After a few seconds, you should see that it has started:

Producer terminal
time=2025-02-18T19:47:28.780-05:00 level=INFO msg="starting produce"
time=2025-02-18T19:47:34.541-05:00 level=INFO msg="produced semantically valid protobuf message" id=f00d937e-3c94-4fce-b51a-eab6c1f164fd
time=2025-02-18T19:47:34.795-05:00 level=INFO msg="produced semantically invalid protobuf message" id=53cba699-f972-4e6b-9512-4e40ff6eedf7

In a third terminal window, start the consumer with the consumer target:

Consumer terminal
$ make consumer

After a few seconds, you should see that it has started:

Consumer terminal
time=2025-02-18T19:47:56.717-05:00 level=INFO msg="starting consume"
time=2025-02-18T19:48:09.249-05:00 level=INFO msg="consumed message with new email margareterutherford@mckenzie.name and redacted old email"
time=2025-02-18T19:48:10.251-05:00 level=INFO msg="consumed message with new email bad-email-fish and redacted old email"

Note that there's something fishy in the last log message—the new email isn't a valid address.
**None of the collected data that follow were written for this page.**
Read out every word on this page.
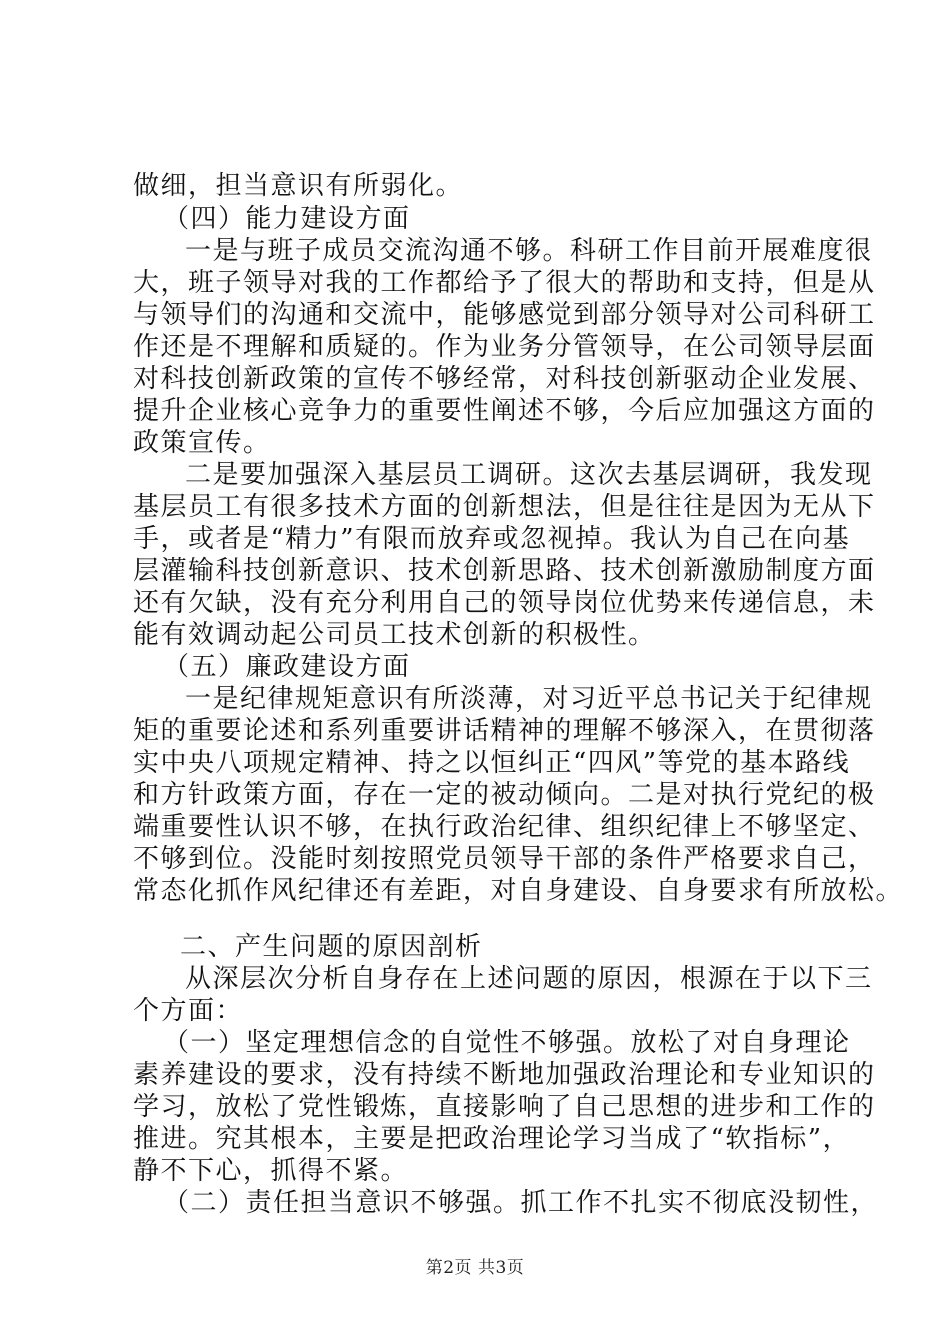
做细，担当意识有所弱化。
（四）能力建设方面
一是与班子成员交流沟通不够。科研工作目前开展难度很
大，班子领导对我的工作都给予了很大的帮助和支持，但是从
与领导们的沟通和交流中，能够感觉到部分领导对公司科研工
作还是不理解和质疑的。作为业务分管领导，在公司领导层面
对科技创新政策的宣传不够经常，对科技创新驱动企业发展、
提升企业核心竞争力的重要性阐述不够，今后应加强这方面的
政策宣传。
二是要加强深入基层员工调研。这次去基层调研，我发现
基层员工有很多技术方面的创新想法，但是往往是因为无从下
手，或者是“精力”有限而放弃或忽视掉。我认为自己在向基
层灌输科技创新意识、技术创新思路、技术创新激励制度方面
还有欠缺，没有充分利用自己的领导岗位优势来传递信息，未
能有效调动起公司员工技术创新的积极性。
（五）廉政建设方面
一是纪律规矩意识有所淡薄，对习近平总书记关于纪律规
矩的重要论述和系列重要讲话精神的理解不够深入，在贯彻落
实中央八项规定精神、持之以恒纠正“四风”等党的基本路线
和方针政策方面，存在一定的被动倾向。二是对执行党纪的极
端重要性认识不够，在执行政治纪律、组织纪律上不够坚定、
不够到位。没能时刻按照党员领导干部的条件严格要求自己，
常态化抓作风纪律还有差距，对自身建设、自身要求有所放松。
二、产生问题的原因剖析
从深层次分析自身存在上述问题的原因，根源在于以下三
个方面：
（一）坚定理想信念的自觉性不够强。放松了对自身理论
素养建设的要求，没有持续不断地加强政治理论和专业知识的
学习，放松了党性锻炼，直接影响了自己思想的进步和工作的
推进。究其根本，主要是把政治理论学习当成了“软指标”，
静不下心，抓得不紧。
（二）责任担当意识不够强。抓工作不扎实不彻底没韧性，
第2页 共3页
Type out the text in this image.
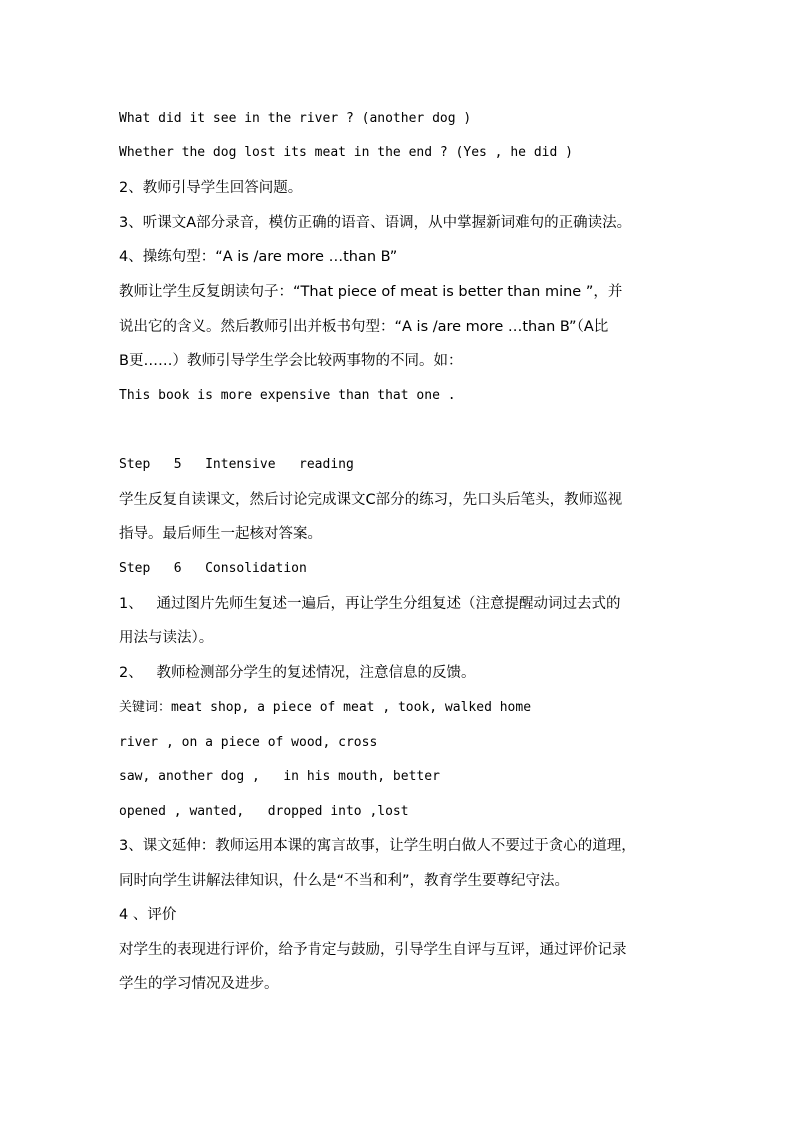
What did it see in the river ? (another dog )
Whether the dog lost its meat in the end ? (Yes , he did )
2、教师引导学生回答问题。
3、听课文A部分录音，模仿正确的语音、语调，从中掌握新词难句的正确读法。
4、操练句型：“A is /are more …than B”
教师让学生反复朗读句子：“That piece of meat is better than mine ”，并
说出它的含义。然后教师引出并板书句型：“A is /are more …than B”（A比
B更……）教师引导学生学会比较两事物的不同。如：
This book is more expensive than that one .

Step   5   Intensive   reading
学生反复自读课文，然后讨论完成课文C部分的练习，先口头后笔头，教师巡视
指导。最后师生一起核对答案。
Step   6   Consolidation
1、   通过图片先师生复述一遍后，再让学生分组复述（注意提醒动词过去式的
用法与读法）。
2、   教师检测部分学生的复述情况，注意信息的反馈。
关键词：meat shop, a piece of meat , took, walked home
river , on a piece of wood, cross
saw, another dog ,   in his mouth, better
opened , wanted,   dropped into ,lost
3、课文延伸：教师运用本课的寓言故事，让学生明白做人不要过于贪心的道理，
同时向学生讲解法律知识，什么是“不当和利”，教育学生要尊纪守法。
4 、评价
对学生的表现进行评价，给予肯定与鼓励，引导学生自评与互评，通过评价记录
学生的学习情况及进步。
You're about to combine Protovalidate with Bufstream's Kafka capabilities to make sure invalid messages are rejected by the broker.

It's okay to use Ctrl-C to stop the broker, producer, and consumer before continuing.

Explore tutorial code

This tutorial uses the example in bufstream/start. All filenames are relative to this directory.

Makefile

This project's Makefile provides targets for downloading and running the Bufstream broker and the included Go-based producer and consumer applications.

One item to note is that producer and consumer targets both specify Kafka targets, groups, and Buf Schema Registry (BSR)-based Confluent Schema Registry URLs. When using Protovalidate in your own Bufstream-based Kafka applications, they should be configured for your equivalents.

Makefile producer target
.PHONY: producer
producer:
    go run ./cmd/bufstream-demo-produce \
      --topic email-updated \
      --group email-verifier \
      --csr-url "https://demo.buf.dev/integrations/confluent/bufstream-demo"

Protobuf

The project provides a Protobuf message representing a user updating their email address:

proto/bufstream/demo/v1/demo.proto
message EmailUpdated {
  // Confluent Schema Registry (CSR) configuration for this message.
  option (buf.confluent.v1.subject) = {
    instance_name: "bufstream-demo"
    name: "email-updated-value"
  };

  // The ID of the user associated with this email address update.
  string id = 1;

  // The old email address.
  string old_email_address = 2;

  // The new email address.
  string new_email_address = 3;
}

YAML

When you add Protovalidate, you'll update the following files:

  1. buf.yaml: Protovalidate must be added as a dependency.
  2. buf.gen.yaml: To avoid a common issue in projects using the Buf CLI's managed mode, you'll see how to exclude Protovalidate from package renaming.
  3. config/bufstream.yaml: To inform the Bufstream broker that semantically invalid messages (messages failing Protovalidate validation) should be rejected, you'll need to enable a configuration option.

Now that you know your way around the example code, it's time to integrate Protovalidate.

Integrate Protovalidate

It's time to add Protovalidate to your project. It may be useful to read the Protovalidate overview and its quickstart before continuing.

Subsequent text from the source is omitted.